Une structure de ce type assure une pérennité de service et permet une économie pour les parents employeurs, qui peuvent percevoir l’aide de la caisse d’allocations familiales liée à l’embauche d’un assistant maternel agréé : le complément de libre choix du mode de garde de la prestation d’accueil du jeune enfant, la PAJE.

Pour les enfants, ce mode d’accueil permet de favoriser les échanges. Il met à leur disposition un lieu spécifiquement aménagé pour les plus jeunes avec des structures motrices, un coin pour les bébés, une salle de restauration, ce qui favorise l’apprentissage de la vie en collectivité et facilite l’acquisition de l’autonomie.

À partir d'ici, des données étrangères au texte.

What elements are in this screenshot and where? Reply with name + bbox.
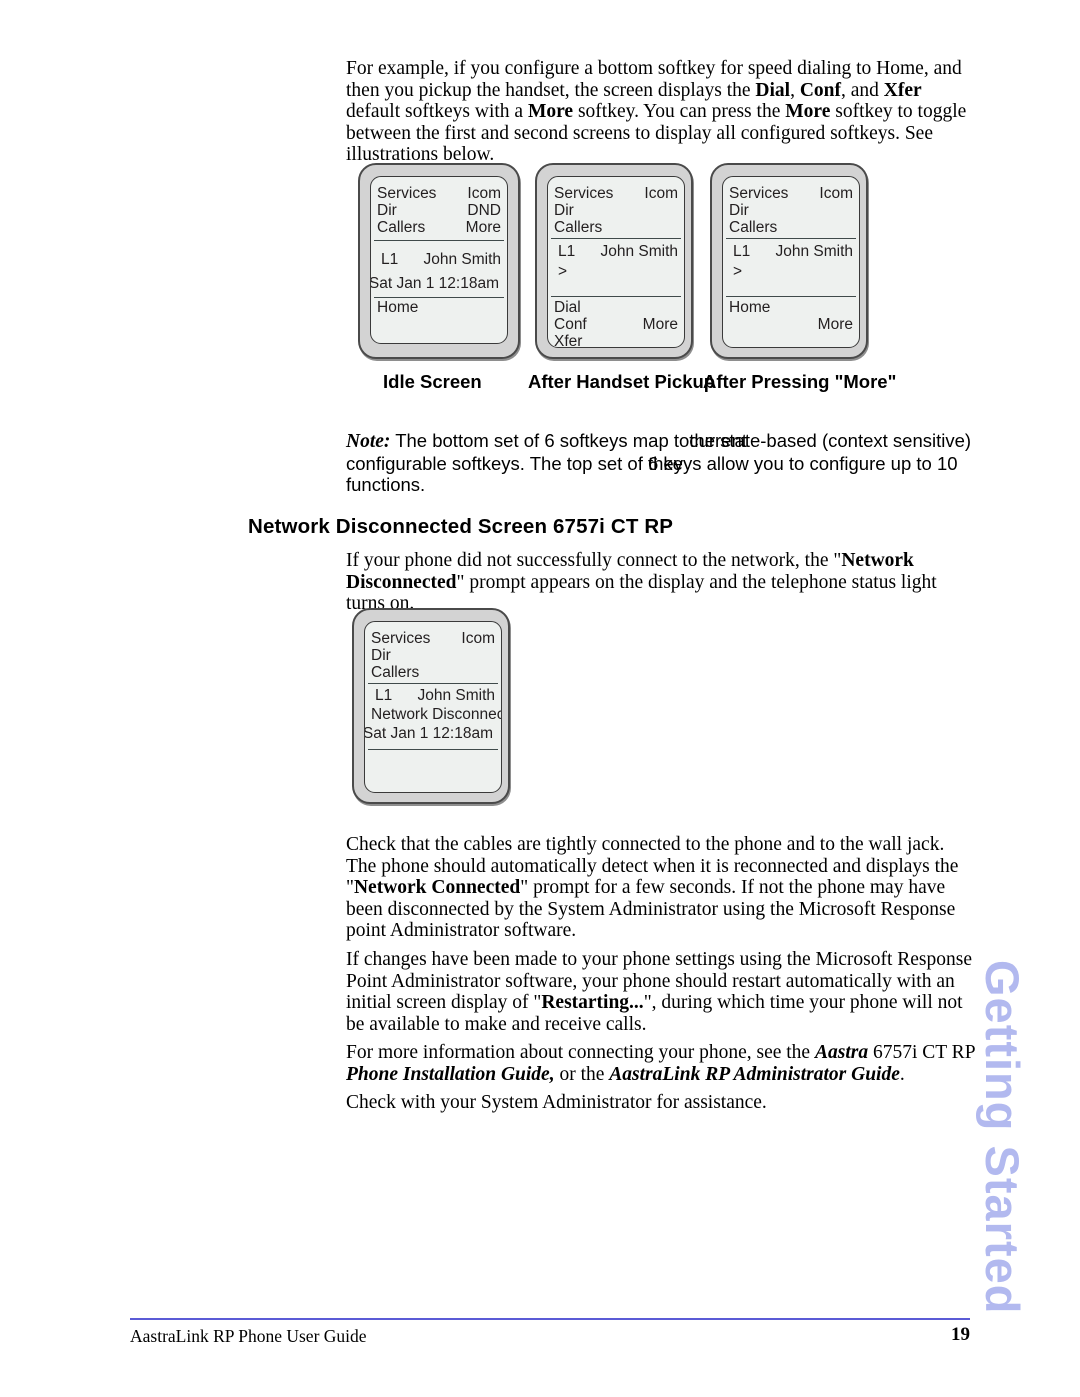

Cette proposition de loi constitue un progrès, puisqu’elle tend à doter d’un cadre juridique spécifique la mise en place des regroupements d’assistants maternels.

Toutefois, je ferai part de quelques craintes.

Tout d’abord, les cent vingt heures de formation obligatoire qui sont prévues me semblent très insuffisantes au regard des compétences requises pour s’engager dans un regroupement avec plusieurs autres assistants maternels exerçant hors de leur domicile, d’autant que, sur cette durée, le nombre d’heures exigées avant le tout premier accueil d’enfant a été, depuis le 1er janvier 2010, réduit de soixante à trente.

Ensuite, il est à craindre que la question de la responsabilité civile et pénale ne soulève d’importants problèmes. En effet, la responsabilité de l’assistant maternel qui délègue l’accueil d’un enfant serait engagée en cas de préjudice intervenu dans ce cadre. Ce dispositif risque de placer les assistants maternels dans une situation d’insécurité juridique défavorable au bon fonctionnement d’un regroupement, me semble-t-il, à moins que les auteurs des amendements déposés ne nous prouvent le contraire ; nous verrons ce qu’il en sera tout à l'heure.

Enfin, M. le rapporteur a soulevé un autre problème : il importe que le regroupement des assistants maternels s’opère sur la base du volontariat, au lieu d’être imposé par la commune ou le département. Il s'agit là, pour moi, d’un gage de réussite de la réforme. Il convient donc de donner aux MAM et aux assistants maternels les moyens juridiques de s’engager en toute sécurité.

Pour autant, ce nouveau dispositif ne doit pas dispenser les communes qui le peuvent de consacrer plus de crédits à la construction de crèches collectives.

Pour conclure, monsieur le ministre, il me semble indispensable de prévoir un premier bilan de l’application de ce texte, s’il devait être adopté aujourd’hui, afin d’évaluer clairement l’ensemble des problèmes constatés à la suite de la mise en place des maisons d’assistants maternels.

Mes chers collègues, malgré les craintes sérieuses que j’ai pu vous exposer, l’ensemble des sénateurs du groupe RDSE veut laisser sa chance à cette proposition de loi, qu’il votera.